Un outil de taille puisque avant d’annoncer les détails du plan de relance, le gouvernement a organisé des concertations avec les directions syndicales. Depuis début juillet, Jean Castex et ses ministres ont reçu à de multiples reprises les leaders syndicaux afin de préparer l’annonce des mesures contenues dans le plan. De ce point de vue, la méthode Castex semble payer puisque à l’unanimité les directions syndicales demandent des « contreparties », et sont loin de rejeter le contenu de ce plan qui s’inscrit dans la continuité de la politique menée depuis trois ans par l’exécutif et qui satisfait le président du MEDEF qui a déclaré que « ce plan c’est globalement ce qu’on avait demandé ».

Le secrétaire général de la CFDT d’abord, Laurent Berger, interrogé ce vendredi sur FranceInter a déclaré que le plan de relance « coche un certain nombre de cases », a déploré qu’il n’y a pas de « contrôle social sur les aides qui sont données aux entreprises ». Selon lui, il faudrait que dans les entreprises, « le comité social et économique (CSE) donne un avis conforme sur l’utilisation des aides ». Le dirigeant cédétiste a félicité le gouvernement en affirmant que « depuis plus de 6 mois, la puissance publique est là pour soutenir l’économie », regrettant simplement qu’il n’y en ait « pas assez » dans ce plan de relance « pour les plus pauvres ».

Yves Veyrier, secrétaire général de Force Ouvrière interrogé sur RTL, a de son côté principalement pointé le fait que ces plans de relance ne soient « jamais conditionnés à l’emploi ». « Jamais ce n’est mesuré, jamais ce n’est contrôlé, a fortiori pas sanctionné », a-t-il déclaré avant d’appeler à ne pas oublier « les salariés de la deuxième ligne » dans une sorte de vœu pieu adressé au gouvernement.

Même rengaine du côté de Philippe Martinez, qui a regretté que toutes ces aides aux entreprises « ne sont pas associées à des contreparties », sur France 2 jeudi. A la question de savoir si ce plan de relance « se trompe de cible », le secrétaire général de la CGT a déclaré : « Je n’ai pas dit cela, j’ai dit qu’il faut de l’argent, mais que cet argent doit être conditionné à l’emploi, aux conditions de travail, à la relance des salaires. Et puis que l’État intervienne sur des entreprises où il y a des problèmes d’emploi, car il faut en créer, mais il faut aussi en sauver. C’est là où il y a manque de visibilité ».

Ainsi aucun des dirigeants des grandes confédérations syndicales ne remet en cause la logique même du plan qui est de distribuer des cadeaux aux grands patrons. A l’unanimité ils se contentent de demander au gouvernement de les conditionner au maintien de l’emploi, sans formuler de proposition digne de ce nom aux travailleurs contre le chômage de masse et la crise économique.

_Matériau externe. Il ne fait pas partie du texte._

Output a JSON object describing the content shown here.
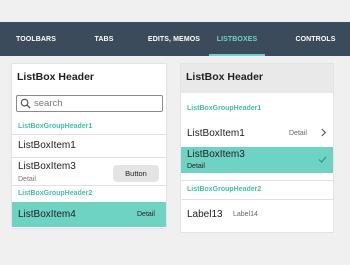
{
  "tabs": [
    {
      "label": "TOOLBARS"
    },
    {
      "label": "TABS"
    },
    {
      "label": "EDITS, MEMOS"
    },
    {
      "label": "LISTBOXES"
    },
    {
      "label": "CONTROLS"
    }
  ],
  "active_tab": "LISTBOXES",
  "accent_color": "#6fd3c3",
  "topbar_color": "#3b4b5c",
  "left_list": {
    "header": "ListBox Header",
    "search_placeholder": "search",
    "group1": "ListBoxGroupHeader1",
    "item1": "ListBoxItem1",
    "item3_title": "ListBoxItem3",
    "item3_detail": "Detail",
    "item3_button": "Button",
    "group2": "ListBoxGroupHeader2",
    "item4_title": "ListBoxItem4",
    "item4_detail": "Detail"
  },
  "right_list": {
    "header": "ListBox Header",
    "group1": "ListBoxGroupHeader1",
    "item1_title": "ListBoxItem1",
    "item1_detail": "Detail",
    "item3_title": "ListBoxItem3",
    "item3_detail": "Detail",
    "group2": "ListBoxGroupHeader2",
    "label13": "Label13",
    "label14": "Label14"
  },
  "icons": [
    "search-icon",
    "chevron-right-icon",
    "checkmark-icon"
  ]
}
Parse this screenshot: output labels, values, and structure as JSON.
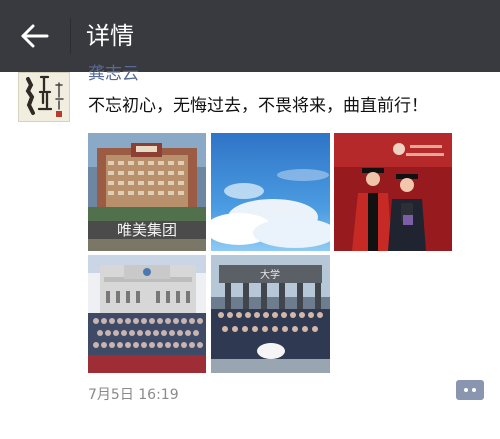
{
  "header": {
    "title": "详情",
    "back_icon": "arrow-left-icon"
  },
  "post": {
    "username": "龚志云",
    "text": "不忘初心，无悔过去，不畏将来，曲直前行！",
    "timestamp": "7月5日 16:19",
    "avatar_text": "志凌云",
    "photos": [
      {
        "caption": "唯美集团"
      },
      {
        "caption": ""
      },
      {
        "caption": ""
      },
      {
        "caption": ""
      },
      {
        "caption": "大学"
      }
    ]
  },
  "actions": {
    "comment_icon": "comment-more-icon"
  },
  "colors": {
    "header_bg": "#393a3f",
    "username": "#576b95",
    "timestamp": "#8a8a8a",
    "comment_button": "#8a96b0"
  }
}
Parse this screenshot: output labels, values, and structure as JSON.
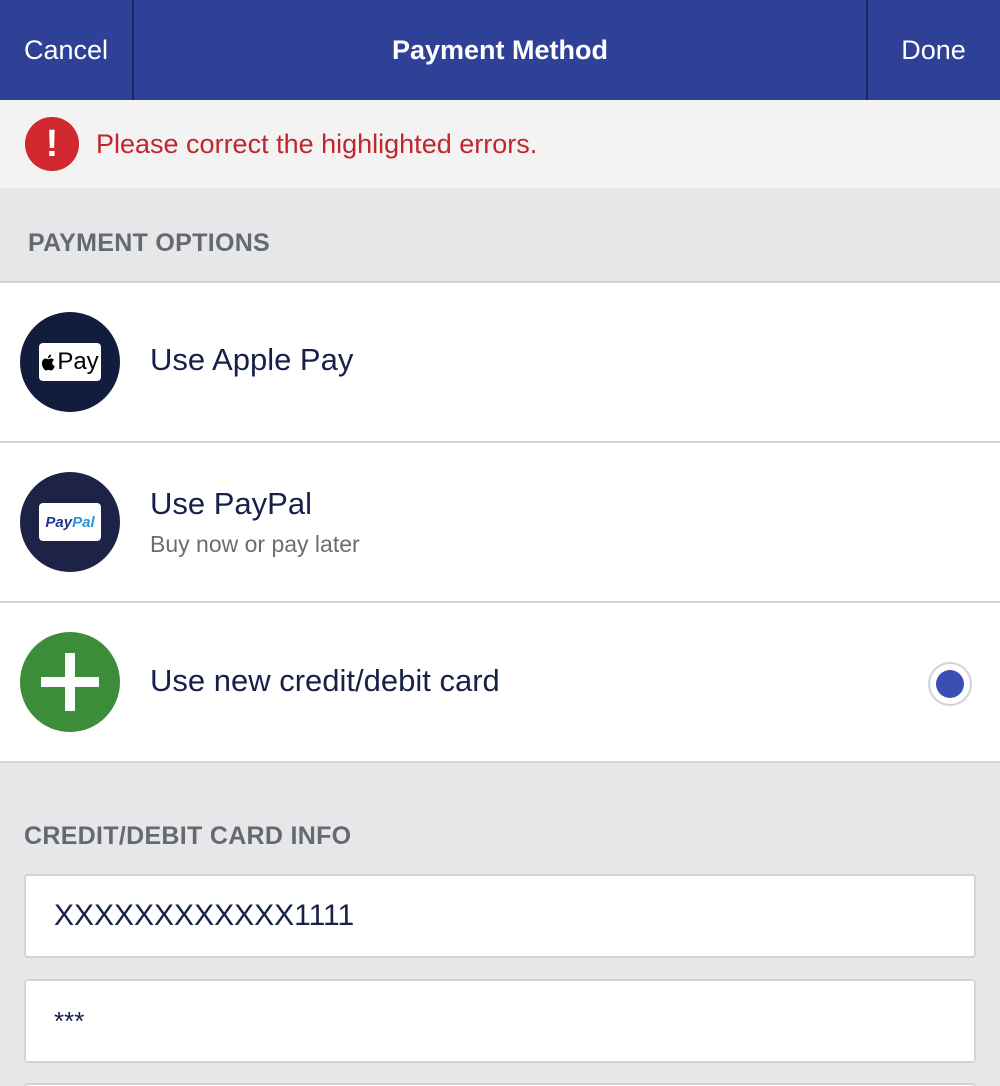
{
  "nav": {
    "cancel_label": "Cancel",
    "title": "Payment Method",
    "done_label": "Done",
    "background_color": "#2e4197"
  },
  "error": {
    "icon_glyph": "!",
    "message": "Please correct the highlighted errors.",
    "color": "#c2262b"
  },
  "payment_options": {
    "heading": "PAYMENT OPTIONS",
    "items": [
      {
        "title": "Use Apple Pay",
        "subtitle": "",
        "icon": "apple-pay-icon",
        "badge_text": "Pay",
        "selected": false
      },
      {
        "title": "Use PayPal",
        "subtitle": "Buy now or pay later",
        "icon": "paypal-icon",
        "badge_text_1": "Pay",
        "badge_text_2": "Pal",
        "selected": false
      },
      {
        "title": "Use new credit/debit card",
        "subtitle": "",
        "icon": "plus-icon",
        "selected": true
      }
    ]
  },
  "card_info": {
    "heading": "CREDIT/DEBIT CARD INFO",
    "card_number_value": "XXXXXXXXXXXX1111",
    "cvv_value": "***"
  }
}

Plutôt qu’accepter les plans d’aides aux grandes entreprises, il serait à l’inverse nécessaire d’exiger l’interdiction des licenciement, l’ouverture des livres de comptes dans les entreprises où le patronat prétend être en difficulté financière, et la nationalisation sous contrôle des travailleurs des entreprises dans les secteurs en faillite. Seul un tel programme articulé avec un plan de bataille conséquent, qui refuse la logique des concertations et des négociations pour conditionner tel ou tel cadeau au patronat, serait en mesure de mobiliser les travailleurs et les classes populaires afin de construire le rapport de force nécessaire pour refuser que notre camp social paye une crise dont les grands capitalistes sont responsables.